Уникальным рассказ Толстой делает сама Толстая. Ее авторский персонаж подминает под себя повествование, и то, что ведется от себя, и то, что – от других. Распоряжаясь текстом в одиночку, она не дает спуска своим героям. Без ее ведома герой рта не смеет открыть. У Толстой нет, как, скажем, у Довлатова, подслушанных реплик. Чужое слово в рассказ проникает лишь с ее разрешения и только после того, как автор перекладывает его на свой язык. Поэтому у Толстой не может быть диалога. Все здесь говорят одинаково, обычно – молча, про себя. Текст составляют перемежающиеся внутренние монологи, которые Толстая сдает напрокат персонажам, чтобы они стали героями.

В сущности, они даже не ведают, что говорят, ибо за них чревовещает автор. Вот голос старой Шуры: «Так и умер, царствие ему небесное. А третий муж был не очень». А вот что они говорят уже вместе с автором: «Крым, тринадцатый год, полосатое солнце сквозь жалюзи распиливает на кусочки белый выскобленный пол» («Милая Шура»). Соскользнув с изложения событий в их изображение, рассказ открывается, как в кино, где черно-белый пролог срывается в цветной эпизод. Первый вводит нас в настоящее время, второй переносит в восстановленное – вспомненное – прошлое.


Любимое наклонение Толстой – повелительное. «Смотри скорее, пока не погасло!», «Нет, постойте, дайте вас рассмотреть!», – то ли просит, то ли приказывает автор. И еще она постоянно задает вопросы: «Если ли среди них тот, кто тебе нужен?», «Сколько было Соне лет?» («Соня»). Никто, кроме Толстой, не может ответить, но как раз она не торопится это сделать, позволяя рассказу медленно рассказывать себя ее словами.

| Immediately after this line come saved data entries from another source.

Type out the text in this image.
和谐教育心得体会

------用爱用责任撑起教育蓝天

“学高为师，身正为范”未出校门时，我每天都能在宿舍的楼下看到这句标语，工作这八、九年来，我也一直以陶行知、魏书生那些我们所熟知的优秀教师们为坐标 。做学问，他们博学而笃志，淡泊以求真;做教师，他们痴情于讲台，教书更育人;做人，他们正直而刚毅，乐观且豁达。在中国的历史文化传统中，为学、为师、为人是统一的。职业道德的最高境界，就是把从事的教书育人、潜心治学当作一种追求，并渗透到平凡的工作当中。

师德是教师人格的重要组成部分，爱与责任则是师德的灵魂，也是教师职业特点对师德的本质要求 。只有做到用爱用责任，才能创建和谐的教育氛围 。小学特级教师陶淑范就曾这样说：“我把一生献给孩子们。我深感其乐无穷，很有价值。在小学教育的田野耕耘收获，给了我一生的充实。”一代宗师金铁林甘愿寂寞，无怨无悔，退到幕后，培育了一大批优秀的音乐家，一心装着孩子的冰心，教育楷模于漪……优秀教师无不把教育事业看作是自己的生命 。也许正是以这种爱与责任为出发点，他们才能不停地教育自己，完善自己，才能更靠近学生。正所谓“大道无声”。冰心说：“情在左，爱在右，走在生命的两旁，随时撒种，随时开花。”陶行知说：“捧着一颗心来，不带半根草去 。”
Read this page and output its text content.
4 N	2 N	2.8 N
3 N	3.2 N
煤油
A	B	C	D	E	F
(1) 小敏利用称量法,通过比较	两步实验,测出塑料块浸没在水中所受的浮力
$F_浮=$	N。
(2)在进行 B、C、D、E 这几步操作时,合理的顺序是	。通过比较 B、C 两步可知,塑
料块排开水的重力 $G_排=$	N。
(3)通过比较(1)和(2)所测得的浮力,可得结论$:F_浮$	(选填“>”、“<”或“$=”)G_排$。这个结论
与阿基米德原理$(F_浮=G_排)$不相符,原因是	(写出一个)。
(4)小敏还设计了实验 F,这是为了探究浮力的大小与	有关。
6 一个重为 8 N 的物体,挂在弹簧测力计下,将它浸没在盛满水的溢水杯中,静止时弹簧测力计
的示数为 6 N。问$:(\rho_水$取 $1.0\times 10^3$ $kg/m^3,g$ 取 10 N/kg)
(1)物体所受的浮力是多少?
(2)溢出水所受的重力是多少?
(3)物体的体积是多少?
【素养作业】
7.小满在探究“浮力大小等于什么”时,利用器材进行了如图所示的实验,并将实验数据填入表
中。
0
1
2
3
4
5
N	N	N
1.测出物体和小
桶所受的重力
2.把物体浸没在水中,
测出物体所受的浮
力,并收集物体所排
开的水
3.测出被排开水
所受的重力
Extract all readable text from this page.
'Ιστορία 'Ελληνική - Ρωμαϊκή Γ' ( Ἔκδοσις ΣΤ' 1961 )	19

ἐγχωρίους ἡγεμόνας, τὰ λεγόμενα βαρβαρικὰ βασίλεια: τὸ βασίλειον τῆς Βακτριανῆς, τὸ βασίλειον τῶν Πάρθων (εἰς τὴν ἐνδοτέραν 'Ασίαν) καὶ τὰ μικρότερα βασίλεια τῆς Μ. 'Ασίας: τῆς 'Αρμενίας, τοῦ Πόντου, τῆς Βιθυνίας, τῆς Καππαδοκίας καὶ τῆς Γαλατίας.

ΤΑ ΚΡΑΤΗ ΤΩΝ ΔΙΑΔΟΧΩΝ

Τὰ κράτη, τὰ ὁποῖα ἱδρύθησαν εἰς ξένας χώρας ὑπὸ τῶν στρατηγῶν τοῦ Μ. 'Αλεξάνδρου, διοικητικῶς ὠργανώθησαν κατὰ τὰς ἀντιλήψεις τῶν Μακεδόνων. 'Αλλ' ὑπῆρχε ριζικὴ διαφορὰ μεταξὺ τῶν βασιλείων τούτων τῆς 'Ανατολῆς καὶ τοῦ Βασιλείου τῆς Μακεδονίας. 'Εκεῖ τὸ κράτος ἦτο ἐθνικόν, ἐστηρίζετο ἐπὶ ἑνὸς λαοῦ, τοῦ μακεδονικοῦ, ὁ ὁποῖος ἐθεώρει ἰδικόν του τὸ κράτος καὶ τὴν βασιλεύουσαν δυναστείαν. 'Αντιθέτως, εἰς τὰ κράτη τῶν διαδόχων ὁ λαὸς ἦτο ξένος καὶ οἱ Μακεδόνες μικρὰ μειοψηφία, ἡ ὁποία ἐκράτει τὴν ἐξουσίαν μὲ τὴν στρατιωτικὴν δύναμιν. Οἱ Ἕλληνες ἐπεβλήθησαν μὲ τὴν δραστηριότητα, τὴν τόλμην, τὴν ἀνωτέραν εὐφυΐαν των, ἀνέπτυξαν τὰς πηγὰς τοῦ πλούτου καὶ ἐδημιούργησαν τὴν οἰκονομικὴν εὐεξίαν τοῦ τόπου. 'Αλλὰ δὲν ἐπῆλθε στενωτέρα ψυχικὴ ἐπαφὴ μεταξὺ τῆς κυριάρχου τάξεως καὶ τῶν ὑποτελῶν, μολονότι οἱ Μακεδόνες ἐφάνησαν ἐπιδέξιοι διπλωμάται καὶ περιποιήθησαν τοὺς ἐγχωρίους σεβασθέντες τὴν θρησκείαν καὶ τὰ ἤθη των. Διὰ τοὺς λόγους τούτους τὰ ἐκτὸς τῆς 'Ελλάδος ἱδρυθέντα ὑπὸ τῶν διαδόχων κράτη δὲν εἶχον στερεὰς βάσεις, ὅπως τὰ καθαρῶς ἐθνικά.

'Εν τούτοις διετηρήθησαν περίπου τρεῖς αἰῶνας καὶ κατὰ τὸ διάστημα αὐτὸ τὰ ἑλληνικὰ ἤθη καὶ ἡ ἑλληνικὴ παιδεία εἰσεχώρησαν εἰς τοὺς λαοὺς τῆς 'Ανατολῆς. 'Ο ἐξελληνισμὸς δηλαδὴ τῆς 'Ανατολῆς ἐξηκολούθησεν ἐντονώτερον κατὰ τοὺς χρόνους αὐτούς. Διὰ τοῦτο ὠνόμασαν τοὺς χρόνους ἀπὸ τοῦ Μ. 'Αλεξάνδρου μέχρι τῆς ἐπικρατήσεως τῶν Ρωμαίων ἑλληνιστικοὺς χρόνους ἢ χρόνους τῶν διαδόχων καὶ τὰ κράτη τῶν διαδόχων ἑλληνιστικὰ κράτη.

Дело в том, что Толстая пренебрегает грубым произволом вымысла. Она доверяет только тому достоверному материалу, что поставляет память. Вспоминая, она, как учил Платон, соприкасается с подлинной реальностью. Возможно, та ждет нас на небе, но здесь, на земле, метафизика начинается с порога, отделяющего жизнь от памяти.